Strictly speaking, this isn’t drag queen theater, since there are women in the cast. They tend not to get the leading female roles, however.

During the summer, the Orphans camp it up in P-Town, and in the fall they move their raunchy, irreverent productions (masterminded by writer/actor/director Ryan Landry) to a bar near Fenway Park for what might be called “Happy Hour Theatre.”

How did a nice financial aid assistant who spends her days in Byerly Hall straightening out problems for anxious graduate students get involved with this lot?

It all started in childhood when Simpson discovered her grandmother’s stash of old clothes and jewelry and started playing dress-up, but it was some time before she acquired the necessary skill to create costumes of her own.

“I did horribly in home economics, so I certainly didn’t learn to sew there. I made my own clothes all through high school, trying to follow commercial patterns. I just couldn’t wear them out of the house. But I kept at it, I was very persistent, and eventually I got better.”

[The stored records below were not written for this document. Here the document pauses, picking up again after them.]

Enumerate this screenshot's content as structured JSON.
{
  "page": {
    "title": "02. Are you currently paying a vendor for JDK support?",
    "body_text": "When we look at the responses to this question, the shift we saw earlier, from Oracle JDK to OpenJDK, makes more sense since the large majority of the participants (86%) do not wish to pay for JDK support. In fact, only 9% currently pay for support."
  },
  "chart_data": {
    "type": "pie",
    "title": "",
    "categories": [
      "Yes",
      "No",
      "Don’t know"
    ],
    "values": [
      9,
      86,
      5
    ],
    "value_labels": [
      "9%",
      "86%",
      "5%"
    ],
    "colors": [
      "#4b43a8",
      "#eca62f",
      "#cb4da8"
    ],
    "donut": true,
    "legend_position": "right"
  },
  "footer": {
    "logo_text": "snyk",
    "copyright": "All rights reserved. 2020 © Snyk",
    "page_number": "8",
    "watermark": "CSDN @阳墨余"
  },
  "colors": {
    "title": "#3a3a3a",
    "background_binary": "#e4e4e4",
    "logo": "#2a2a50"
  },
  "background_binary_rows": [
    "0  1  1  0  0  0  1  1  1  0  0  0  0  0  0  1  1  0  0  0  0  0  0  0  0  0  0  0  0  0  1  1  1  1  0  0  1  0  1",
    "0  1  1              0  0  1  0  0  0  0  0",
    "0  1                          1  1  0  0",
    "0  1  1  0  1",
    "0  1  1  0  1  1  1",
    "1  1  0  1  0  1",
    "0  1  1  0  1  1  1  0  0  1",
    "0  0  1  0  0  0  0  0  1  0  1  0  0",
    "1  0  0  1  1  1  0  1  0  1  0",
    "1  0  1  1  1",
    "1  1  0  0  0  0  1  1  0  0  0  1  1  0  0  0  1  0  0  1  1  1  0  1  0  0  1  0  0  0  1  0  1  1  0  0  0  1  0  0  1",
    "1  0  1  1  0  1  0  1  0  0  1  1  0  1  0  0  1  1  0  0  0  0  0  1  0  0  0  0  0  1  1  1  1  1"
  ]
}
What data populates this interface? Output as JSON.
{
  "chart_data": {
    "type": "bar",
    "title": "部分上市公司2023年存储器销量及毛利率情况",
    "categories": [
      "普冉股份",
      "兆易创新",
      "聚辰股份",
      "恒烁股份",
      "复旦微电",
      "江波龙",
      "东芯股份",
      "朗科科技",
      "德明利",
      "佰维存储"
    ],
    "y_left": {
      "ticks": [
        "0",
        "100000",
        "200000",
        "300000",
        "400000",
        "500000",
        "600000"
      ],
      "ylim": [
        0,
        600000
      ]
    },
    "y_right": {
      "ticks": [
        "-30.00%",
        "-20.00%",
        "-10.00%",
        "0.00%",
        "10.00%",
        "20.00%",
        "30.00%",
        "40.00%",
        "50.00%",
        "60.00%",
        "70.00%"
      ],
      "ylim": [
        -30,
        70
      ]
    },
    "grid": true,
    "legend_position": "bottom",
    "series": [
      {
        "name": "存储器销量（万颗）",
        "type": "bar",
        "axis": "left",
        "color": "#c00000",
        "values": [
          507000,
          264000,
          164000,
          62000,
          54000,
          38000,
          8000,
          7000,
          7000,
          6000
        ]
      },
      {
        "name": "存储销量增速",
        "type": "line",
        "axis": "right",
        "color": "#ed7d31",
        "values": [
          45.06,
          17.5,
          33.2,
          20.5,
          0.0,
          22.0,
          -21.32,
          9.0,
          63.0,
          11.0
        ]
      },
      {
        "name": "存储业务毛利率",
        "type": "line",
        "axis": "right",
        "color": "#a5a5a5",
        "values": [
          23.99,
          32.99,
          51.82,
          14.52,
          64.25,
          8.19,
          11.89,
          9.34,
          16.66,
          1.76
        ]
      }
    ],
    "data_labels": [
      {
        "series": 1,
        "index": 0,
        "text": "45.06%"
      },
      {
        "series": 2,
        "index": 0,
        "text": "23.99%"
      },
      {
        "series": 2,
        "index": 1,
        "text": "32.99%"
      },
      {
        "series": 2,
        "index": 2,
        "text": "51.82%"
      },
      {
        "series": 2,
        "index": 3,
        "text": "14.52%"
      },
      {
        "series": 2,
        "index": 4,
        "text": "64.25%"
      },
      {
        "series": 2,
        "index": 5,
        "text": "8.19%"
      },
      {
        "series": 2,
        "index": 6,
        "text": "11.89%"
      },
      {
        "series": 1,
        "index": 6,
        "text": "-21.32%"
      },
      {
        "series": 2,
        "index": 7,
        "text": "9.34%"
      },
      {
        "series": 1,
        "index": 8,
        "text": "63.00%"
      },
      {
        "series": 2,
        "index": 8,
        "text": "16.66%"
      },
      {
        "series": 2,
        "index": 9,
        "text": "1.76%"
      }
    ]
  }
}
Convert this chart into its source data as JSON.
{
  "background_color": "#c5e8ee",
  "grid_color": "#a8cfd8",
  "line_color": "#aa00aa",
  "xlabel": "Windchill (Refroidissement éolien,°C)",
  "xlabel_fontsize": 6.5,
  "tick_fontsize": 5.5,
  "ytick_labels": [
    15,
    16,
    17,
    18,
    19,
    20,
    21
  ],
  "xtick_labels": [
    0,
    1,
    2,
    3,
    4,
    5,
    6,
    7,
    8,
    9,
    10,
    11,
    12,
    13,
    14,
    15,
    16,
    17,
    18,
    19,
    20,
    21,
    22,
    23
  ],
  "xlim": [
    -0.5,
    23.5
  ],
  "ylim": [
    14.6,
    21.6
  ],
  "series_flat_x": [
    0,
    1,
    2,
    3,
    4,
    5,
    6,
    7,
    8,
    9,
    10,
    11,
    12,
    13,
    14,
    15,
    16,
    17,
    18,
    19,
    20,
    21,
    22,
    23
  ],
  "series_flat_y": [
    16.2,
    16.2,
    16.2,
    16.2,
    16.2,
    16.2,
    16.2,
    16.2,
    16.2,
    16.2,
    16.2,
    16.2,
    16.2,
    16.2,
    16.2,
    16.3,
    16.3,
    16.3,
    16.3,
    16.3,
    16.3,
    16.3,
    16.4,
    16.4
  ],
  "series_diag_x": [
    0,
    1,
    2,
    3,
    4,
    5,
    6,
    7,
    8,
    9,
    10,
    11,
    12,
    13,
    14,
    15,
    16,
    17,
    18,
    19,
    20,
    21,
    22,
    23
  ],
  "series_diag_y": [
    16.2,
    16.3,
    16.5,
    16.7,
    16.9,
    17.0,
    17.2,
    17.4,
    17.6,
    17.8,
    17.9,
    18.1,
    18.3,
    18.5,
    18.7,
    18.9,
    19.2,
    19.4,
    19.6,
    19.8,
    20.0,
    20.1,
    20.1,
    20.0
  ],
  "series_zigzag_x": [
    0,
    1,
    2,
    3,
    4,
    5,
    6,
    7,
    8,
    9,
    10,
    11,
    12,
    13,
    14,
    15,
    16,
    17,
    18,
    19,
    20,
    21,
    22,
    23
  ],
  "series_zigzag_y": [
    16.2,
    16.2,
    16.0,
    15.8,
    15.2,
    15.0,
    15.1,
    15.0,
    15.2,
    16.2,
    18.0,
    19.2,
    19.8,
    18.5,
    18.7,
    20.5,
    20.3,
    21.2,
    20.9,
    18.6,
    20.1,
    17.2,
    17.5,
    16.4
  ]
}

By her 20s she was good enough to impress a local theater director who put her to work making costumes for “Guys and Dolls.”

“That was the first time I realized making costumes was a real job. It’s unlikely I’ll ever make a living at it, but it’s very satisfying.”

Much of her satisfaction comes from the creative freedom she enjoys.

“Often Ryan will have an idea for a costume, and he’ll say, ‘make me something fabulous,’ and I’ll take his idea and run with it. So far, I haven’t heard any complaints.”

Sometimes, “fabulous” seems too tame a word to describe Simpson’s creations, like the chapeau she made for a production of “Camille” that featured an enormous bird’s nest topped by a stuffed crow. Other costumes may be deliberately drab, like the Pilgrim’s outfit she made for Scarrie’s repressed mom.

In addition to her costume work, Simpson manages a local rock band called “Run for Cover” that plays original tunes and covers in a bluesy, contemporary vein.

Simpson says she has never wanted to be a performer and doesn’t feel she could do justice to her own costumes. But for her, fashioning outfits that help others shine onstage is an ideal means of self-expression.

“It’s a great creative outlet for me. I’ve always been a behind-the-scenes kind of person.”